Per quanto il costo di una polizza dipenda anche dalle caratteristiche del singolo assicurato, cioè dalla sua specifica esposizione alle catastrofi, in Italia queste polizze sono mediamente più costose che altrove anche per la scarsa propensione degli abitanti ad assicurarsi contro questi rischi: proprio perché sono pochi gli assicurati, le compagnie chiedono premi più alti in modo da avere maggiori fondi per coprire le richieste di rimborso. Con l’obbligo le cose dovrebbero cambiare, ed è possibile che nel tempo i costi per dotarsi di queste polizze scendano.
Con questo obiettivo è stata coinvolta anche SACE, società partecipata dallo Stato che tra le altre cose si occupa di assicurazioni alle imprese: semplificando molto, la legge prevede che SACE possa contribuire ai rimborsi tramite un sistema di garanzie pubbliche e riassicurazioni (cioè le assicurazioni delle assicurazioni), così che i costi non gravino del tutto sulle compagnie assicurative. La garanzia del subentro dello Stato rende questi prodotti più sostenibili per le compagnie assicurative, che possono venderle a prezzi più accessibili senza il timore concreto di fallire: ma chiaramente crea un’altra zona grigia di potenziali incertezze, poiché l’intervento di SACE sarà sottoposto a limiti e condizioni.
Il costo delle polizze, comunque, non è l’unico motivo per cui ci si assicura poco. Le persone generalmente sottovalutano la probabilità e l’impatto delle catastrofi, e in alcuni paesi europei, come l’Italia, l’educazione finanziaria è talmente scarsa che gran parte delle persone non ha le conoscenze necessarie a fare scelte economiche consapevoli e appropriate. Esiste anche l’idea molto diffusa che in caso di eventi estremi lo Stato sarà sempre in grado di compensare le perdite, e quindi dotarsi di una polizza sarebbe uno spreco di soldi.
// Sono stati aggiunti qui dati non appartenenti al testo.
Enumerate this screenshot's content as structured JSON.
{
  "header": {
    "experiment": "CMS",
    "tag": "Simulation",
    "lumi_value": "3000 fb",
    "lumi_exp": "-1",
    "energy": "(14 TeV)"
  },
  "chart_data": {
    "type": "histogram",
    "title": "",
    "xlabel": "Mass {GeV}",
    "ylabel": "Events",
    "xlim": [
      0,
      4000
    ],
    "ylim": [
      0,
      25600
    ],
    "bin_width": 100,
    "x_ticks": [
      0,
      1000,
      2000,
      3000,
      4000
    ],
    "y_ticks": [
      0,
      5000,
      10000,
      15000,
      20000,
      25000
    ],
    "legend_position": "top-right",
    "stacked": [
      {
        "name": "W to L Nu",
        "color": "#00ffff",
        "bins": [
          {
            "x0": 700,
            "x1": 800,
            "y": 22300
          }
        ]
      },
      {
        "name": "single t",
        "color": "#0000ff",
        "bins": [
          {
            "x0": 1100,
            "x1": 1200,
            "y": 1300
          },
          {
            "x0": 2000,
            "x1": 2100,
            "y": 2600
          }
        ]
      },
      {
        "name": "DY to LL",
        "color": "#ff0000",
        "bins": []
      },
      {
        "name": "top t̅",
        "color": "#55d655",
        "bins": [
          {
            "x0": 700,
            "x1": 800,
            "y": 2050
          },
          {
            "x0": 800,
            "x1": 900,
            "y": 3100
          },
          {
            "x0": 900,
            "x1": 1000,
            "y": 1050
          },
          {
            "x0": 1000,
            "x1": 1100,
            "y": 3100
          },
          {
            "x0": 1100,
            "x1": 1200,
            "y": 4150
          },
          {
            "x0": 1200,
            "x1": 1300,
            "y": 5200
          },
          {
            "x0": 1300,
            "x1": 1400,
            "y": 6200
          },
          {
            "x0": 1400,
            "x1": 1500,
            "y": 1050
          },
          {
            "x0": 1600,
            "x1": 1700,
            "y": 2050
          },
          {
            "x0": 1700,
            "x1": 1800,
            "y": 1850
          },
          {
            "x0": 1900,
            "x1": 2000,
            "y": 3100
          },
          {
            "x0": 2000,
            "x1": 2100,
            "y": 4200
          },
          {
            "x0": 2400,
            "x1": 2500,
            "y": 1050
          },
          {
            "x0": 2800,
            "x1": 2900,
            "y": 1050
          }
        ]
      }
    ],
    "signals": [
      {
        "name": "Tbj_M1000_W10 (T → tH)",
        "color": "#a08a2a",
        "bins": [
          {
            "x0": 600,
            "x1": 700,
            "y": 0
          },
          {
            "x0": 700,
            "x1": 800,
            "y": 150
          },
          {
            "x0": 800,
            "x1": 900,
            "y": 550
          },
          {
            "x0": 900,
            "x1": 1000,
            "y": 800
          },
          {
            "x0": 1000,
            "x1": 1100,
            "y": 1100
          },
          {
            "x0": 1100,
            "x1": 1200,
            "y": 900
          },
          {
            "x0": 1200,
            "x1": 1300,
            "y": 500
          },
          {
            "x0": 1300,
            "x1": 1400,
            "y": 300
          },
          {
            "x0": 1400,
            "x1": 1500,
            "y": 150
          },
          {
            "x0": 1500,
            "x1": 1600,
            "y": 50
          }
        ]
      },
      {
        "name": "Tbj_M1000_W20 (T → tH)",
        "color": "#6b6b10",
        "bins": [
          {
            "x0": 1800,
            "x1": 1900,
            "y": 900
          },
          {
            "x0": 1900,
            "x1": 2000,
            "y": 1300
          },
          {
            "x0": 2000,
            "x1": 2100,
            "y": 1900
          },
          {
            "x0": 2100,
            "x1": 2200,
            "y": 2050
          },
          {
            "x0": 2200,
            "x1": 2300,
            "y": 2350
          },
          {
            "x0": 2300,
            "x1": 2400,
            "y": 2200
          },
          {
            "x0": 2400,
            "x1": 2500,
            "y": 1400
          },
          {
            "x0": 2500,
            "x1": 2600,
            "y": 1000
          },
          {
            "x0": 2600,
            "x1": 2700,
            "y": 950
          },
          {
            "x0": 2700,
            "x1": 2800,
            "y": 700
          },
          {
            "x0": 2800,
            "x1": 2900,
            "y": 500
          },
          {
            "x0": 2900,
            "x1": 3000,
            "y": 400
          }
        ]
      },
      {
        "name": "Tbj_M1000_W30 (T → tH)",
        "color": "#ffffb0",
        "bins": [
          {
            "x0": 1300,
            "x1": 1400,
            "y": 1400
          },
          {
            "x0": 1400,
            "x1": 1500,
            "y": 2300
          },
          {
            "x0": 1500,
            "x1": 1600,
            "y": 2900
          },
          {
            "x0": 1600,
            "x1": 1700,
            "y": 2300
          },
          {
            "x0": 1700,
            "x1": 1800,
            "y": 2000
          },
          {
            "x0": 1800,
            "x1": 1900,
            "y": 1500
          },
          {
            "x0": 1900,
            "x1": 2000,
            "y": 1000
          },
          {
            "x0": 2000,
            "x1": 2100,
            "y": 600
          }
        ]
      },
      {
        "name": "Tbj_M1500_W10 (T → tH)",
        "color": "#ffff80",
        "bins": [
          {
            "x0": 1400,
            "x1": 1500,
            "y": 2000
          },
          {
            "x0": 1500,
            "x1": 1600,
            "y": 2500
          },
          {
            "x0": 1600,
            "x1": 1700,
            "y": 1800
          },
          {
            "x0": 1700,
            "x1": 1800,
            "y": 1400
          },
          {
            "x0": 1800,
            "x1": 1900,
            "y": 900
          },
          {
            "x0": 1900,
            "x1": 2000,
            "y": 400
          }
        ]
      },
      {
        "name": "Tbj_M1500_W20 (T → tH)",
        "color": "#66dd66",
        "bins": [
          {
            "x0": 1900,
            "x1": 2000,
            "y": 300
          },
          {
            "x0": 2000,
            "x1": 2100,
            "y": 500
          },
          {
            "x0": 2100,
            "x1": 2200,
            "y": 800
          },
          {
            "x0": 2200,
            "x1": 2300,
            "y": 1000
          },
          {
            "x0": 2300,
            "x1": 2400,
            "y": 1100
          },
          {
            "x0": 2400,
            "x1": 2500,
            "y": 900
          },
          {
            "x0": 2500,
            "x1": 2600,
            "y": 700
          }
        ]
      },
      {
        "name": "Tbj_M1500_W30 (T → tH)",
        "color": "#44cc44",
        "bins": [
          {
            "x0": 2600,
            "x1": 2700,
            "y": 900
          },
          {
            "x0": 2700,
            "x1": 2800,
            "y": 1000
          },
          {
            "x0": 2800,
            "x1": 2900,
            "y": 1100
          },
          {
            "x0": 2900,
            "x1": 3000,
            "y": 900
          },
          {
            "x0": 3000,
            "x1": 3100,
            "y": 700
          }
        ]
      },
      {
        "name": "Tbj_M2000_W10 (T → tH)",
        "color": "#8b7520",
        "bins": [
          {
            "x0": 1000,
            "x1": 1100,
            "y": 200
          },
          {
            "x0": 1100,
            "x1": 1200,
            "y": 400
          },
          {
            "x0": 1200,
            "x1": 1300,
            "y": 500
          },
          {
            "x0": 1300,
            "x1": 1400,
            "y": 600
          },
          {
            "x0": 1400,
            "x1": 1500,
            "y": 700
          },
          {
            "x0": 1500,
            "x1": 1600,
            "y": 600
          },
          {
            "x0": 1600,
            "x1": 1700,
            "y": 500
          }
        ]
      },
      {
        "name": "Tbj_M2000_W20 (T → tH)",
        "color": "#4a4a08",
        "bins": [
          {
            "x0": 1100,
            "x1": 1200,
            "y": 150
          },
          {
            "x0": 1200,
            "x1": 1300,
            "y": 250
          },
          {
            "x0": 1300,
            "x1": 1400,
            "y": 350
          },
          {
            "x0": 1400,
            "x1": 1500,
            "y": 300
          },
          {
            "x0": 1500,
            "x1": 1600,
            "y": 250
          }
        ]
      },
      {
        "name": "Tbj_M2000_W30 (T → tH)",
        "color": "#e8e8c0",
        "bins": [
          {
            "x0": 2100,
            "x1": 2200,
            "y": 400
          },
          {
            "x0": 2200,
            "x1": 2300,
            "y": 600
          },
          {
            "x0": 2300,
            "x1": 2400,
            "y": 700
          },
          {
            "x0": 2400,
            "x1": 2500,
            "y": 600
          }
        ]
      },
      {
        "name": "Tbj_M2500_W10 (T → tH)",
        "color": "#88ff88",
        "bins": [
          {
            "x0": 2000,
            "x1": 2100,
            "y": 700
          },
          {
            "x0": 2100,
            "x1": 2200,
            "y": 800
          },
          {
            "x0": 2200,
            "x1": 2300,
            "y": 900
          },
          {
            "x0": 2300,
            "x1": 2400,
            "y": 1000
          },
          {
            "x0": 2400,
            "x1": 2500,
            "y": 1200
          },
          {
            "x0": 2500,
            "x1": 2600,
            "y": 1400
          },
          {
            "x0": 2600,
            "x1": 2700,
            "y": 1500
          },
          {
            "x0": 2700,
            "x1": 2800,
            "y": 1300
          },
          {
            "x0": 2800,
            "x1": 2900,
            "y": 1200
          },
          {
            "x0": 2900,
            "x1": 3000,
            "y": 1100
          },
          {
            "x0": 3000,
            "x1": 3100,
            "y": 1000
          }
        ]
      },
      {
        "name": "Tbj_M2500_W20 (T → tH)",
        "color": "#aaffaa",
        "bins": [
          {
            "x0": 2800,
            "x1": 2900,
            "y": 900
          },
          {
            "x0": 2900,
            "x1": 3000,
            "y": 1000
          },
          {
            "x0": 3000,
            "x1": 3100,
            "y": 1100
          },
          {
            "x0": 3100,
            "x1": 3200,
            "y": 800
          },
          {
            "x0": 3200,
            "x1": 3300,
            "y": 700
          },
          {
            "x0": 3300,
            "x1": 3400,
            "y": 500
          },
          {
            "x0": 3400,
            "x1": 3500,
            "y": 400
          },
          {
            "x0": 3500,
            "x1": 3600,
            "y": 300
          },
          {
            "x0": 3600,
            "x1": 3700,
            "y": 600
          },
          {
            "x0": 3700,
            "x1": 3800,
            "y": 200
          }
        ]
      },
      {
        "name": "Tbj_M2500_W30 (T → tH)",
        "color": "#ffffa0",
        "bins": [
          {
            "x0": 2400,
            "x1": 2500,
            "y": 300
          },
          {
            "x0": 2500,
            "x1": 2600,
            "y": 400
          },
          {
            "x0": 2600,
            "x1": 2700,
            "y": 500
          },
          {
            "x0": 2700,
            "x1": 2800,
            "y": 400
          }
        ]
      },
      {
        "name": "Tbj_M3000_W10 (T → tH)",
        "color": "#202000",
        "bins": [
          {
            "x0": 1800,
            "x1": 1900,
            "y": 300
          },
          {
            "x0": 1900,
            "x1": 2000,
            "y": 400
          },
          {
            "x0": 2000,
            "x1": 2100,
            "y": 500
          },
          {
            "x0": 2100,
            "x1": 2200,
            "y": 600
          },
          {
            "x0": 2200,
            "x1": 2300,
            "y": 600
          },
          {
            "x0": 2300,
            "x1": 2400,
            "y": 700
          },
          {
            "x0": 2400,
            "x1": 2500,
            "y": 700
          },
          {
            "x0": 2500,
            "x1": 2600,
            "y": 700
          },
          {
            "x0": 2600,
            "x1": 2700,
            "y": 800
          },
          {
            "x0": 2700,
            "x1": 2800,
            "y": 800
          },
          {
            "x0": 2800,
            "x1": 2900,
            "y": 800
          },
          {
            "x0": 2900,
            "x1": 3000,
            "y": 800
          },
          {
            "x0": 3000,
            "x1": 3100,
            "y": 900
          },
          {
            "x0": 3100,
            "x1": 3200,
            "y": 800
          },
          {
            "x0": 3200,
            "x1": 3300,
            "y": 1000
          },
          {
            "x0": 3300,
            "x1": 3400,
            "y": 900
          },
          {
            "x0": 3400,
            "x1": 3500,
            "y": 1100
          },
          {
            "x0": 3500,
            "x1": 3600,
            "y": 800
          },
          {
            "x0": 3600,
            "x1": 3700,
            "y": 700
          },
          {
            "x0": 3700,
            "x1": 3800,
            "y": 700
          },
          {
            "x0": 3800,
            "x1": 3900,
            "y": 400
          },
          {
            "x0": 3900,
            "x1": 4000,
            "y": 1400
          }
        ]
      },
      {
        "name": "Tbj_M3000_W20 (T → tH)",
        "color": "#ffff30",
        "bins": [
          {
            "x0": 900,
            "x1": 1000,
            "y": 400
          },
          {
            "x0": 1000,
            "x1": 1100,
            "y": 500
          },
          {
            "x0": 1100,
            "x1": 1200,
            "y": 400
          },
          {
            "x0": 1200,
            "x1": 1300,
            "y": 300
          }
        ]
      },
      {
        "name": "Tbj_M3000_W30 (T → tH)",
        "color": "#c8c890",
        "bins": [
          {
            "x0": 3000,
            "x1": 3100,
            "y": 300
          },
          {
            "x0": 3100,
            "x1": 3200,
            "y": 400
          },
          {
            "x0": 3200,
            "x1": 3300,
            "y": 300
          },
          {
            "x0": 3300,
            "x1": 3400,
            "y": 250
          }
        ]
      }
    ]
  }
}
Da molti anni però è emerso chiaramente che il modo in cui i governi si fanno carico dei danni causati dalle catastrofi naturali è molto deficitario, soprattutto mentre queste diventano sempre più estreme e frequenti: le strutture pubbliche sono ben più lente delle assicurazioni nell’erogare risarcimenti e spesso la politica rappresenta un ostacolo. Senza contare che gli interventi concorrono all’aumento della spesa pubblica, altra questione citata direttamente dal governo per motivare questa norma.